El anuncio del 14 de enero sobre la creación de un nuevo comité técnico palestino para supervisar la reconstrucción de Gaza llega en un momento crítico. Mientras los Estados debaten sobre la gobernanza y la reconstrucción de Gaza, sobre el terreno, la supervivencia básica de 2,1 millones de personas pende de un hilo. Este momento exige una acción inmediata para levantar las restricciones asfixiantes que se están aplicando y que están desmantelando sistemáticamente los medios de supervivencia de los palestinos.
Las condiciones de hambruna en Gaza se han estabilizado moderadamente, pero la catástrofe humanitaria sigue agravándose. Las familias siguen desplazadas sin un refugio adecuado; los niños siguen acostándose con hambre; y la atención sanitaria básica está fuera del alcance de cientos de miles de personas.

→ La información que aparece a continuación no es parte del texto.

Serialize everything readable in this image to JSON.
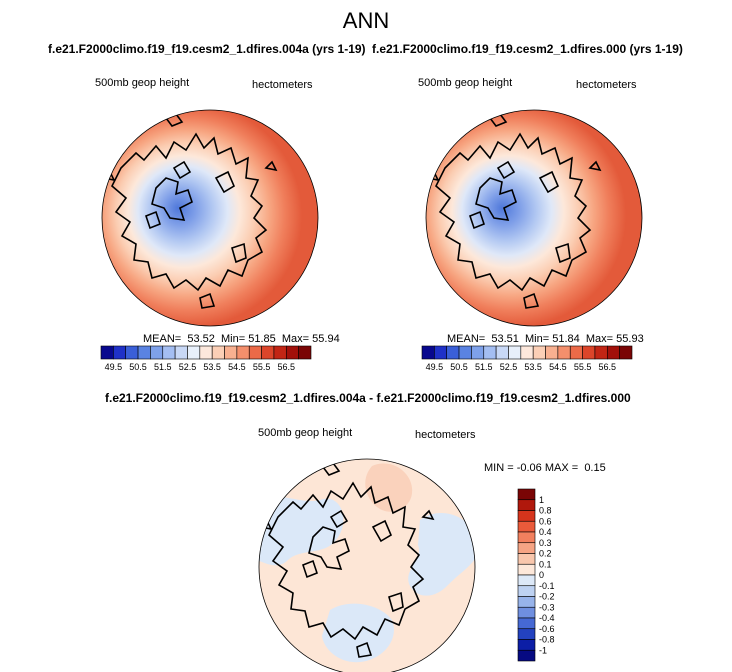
{
  "page": {
    "title": "ANN"
  },
  "panels": [
    {
      "title": "f.e21.F2000climo.f19_f19.cesm2_1.dfires.004a (yrs 1-19)",
      "variable": "500mb geop height",
      "units": "hectometers",
      "stats": {
        "mean_label": "MEAN=",
        "mean": "53.52",
        "min_label": "Min=",
        "min": "51.85",
        "max_label": "Max=",
        "max": "55.94"
      },
      "colorbar": {
        "ticks": [
          "49.5",
          "50.5",
          "51.5",
          "52.5",
          "53.5",
          "54.5",
          "55.5",
          "56.5"
        ],
        "colors": [
          "#08088e",
          "#1f31c8",
          "#3a5fd8",
          "#5a83e2",
          "#7ea1ea",
          "#a4bef2",
          "#c8d8f6",
          "#e8f0fb",
          "#fde8dc",
          "#fbcfb6",
          "#f8b090",
          "#f48f6c",
          "#ec6a48",
          "#dc452a",
          "#c22514",
          "#a2100a",
          "#7a0505"
        ]
      }
    },
    {
      "title": "f.e21.F2000climo.f19_f19.cesm2_1.dfires.000 (yrs 1-19)",
      "variable": "500mb geop height",
      "units": "hectometers",
      "stats": {
        "mean_label": "MEAN=",
        "mean": "53.51",
        "min_label": "Min=",
        "min": "51.84",
        "max_label": "Max=",
        "max": "55.93"
      },
      "colorbar": {
        "ticks": [
          "49.5",
          "50.5",
          "51.5",
          "52.5",
          "53.5",
          "54.5",
          "55.5",
          "56.5"
        ],
        "colors": [
          "#08088e",
          "#1f31c8",
          "#3a5fd8",
          "#5a83e2",
          "#7ea1ea",
          "#a4bef2",
          "#c8d8f6",
          "#e8f0fb",
          "#fde8dc",
          "#fbcfb6",
          "#f8b090",
          "#f48f6c",
          "#ec6a48",
          "#dc452a",
          "#c22514",
          "#a2100a",
          "#7a0505"
        ]
      }
    }
  ],
  "difference": {
    "title": "f.e21.F2000climo.f19_f19.cesm2_1.dfires.004a - f.e21.F2000climo.f19_f19.cesm2_1.dfires.000",
    "variable": "500mb geop height",
    "units": "hectometers",
    "stats": {
      "min_label": "MIN =",
      "min": "-0.06",
      "max_label": "MAX =",
      "max": "0.15"
    },
    "colorbar": {
      "ticks": [
        "1",
        "0.8",
        "0.6",
        "0.4",
        "0.3",
        "0.2",
        "0.1",
        "0",
        "-0.1",
        "-0.2",
        "-0.3",
        "-0.4",
        "-0.6",
        "-0.8",
        "-1"
      ],
      "colors": [
        "#7a0505",
        "#b0180c",
        "#d6341c",
        "#ea5a3a",
        "#f2805e",
        "#f6a484",
        "#f9c7ad",
        "#fde8da",
        "#dde9f8",
        "#bed2f2",
        "#97b3ea",
        "#6f8fe0",
        "#4669d4",
        "#2342c0",
        "#0c1ea6",
        "#060a82"
      ]
    }
  },
  "colors": {
    "land_outline": "#000000",
    "difference_warm": "#fde6d6",
    "difference_cool": "#dbe8f8"
  }
}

Las lluvias invernales han convertido los campamentos de desplazados en mares de barro, lo que agrava el sufrimiento y aumenta considerablemente el riesgo de brotes de enfermedades. Los ataques aéreos y los bombardeos diarios de Israel continúan, con más de 500 palestinos asesinados desde que se anunció el acuerdo de alto el fuego en octubre. Solo este mes, siete complejos escolares de la Agencia de Naciones Unidas para los Refugiados Palestinos (UNRWA) en el este de Gaza han sido demolidos por las fuerzas israelíes.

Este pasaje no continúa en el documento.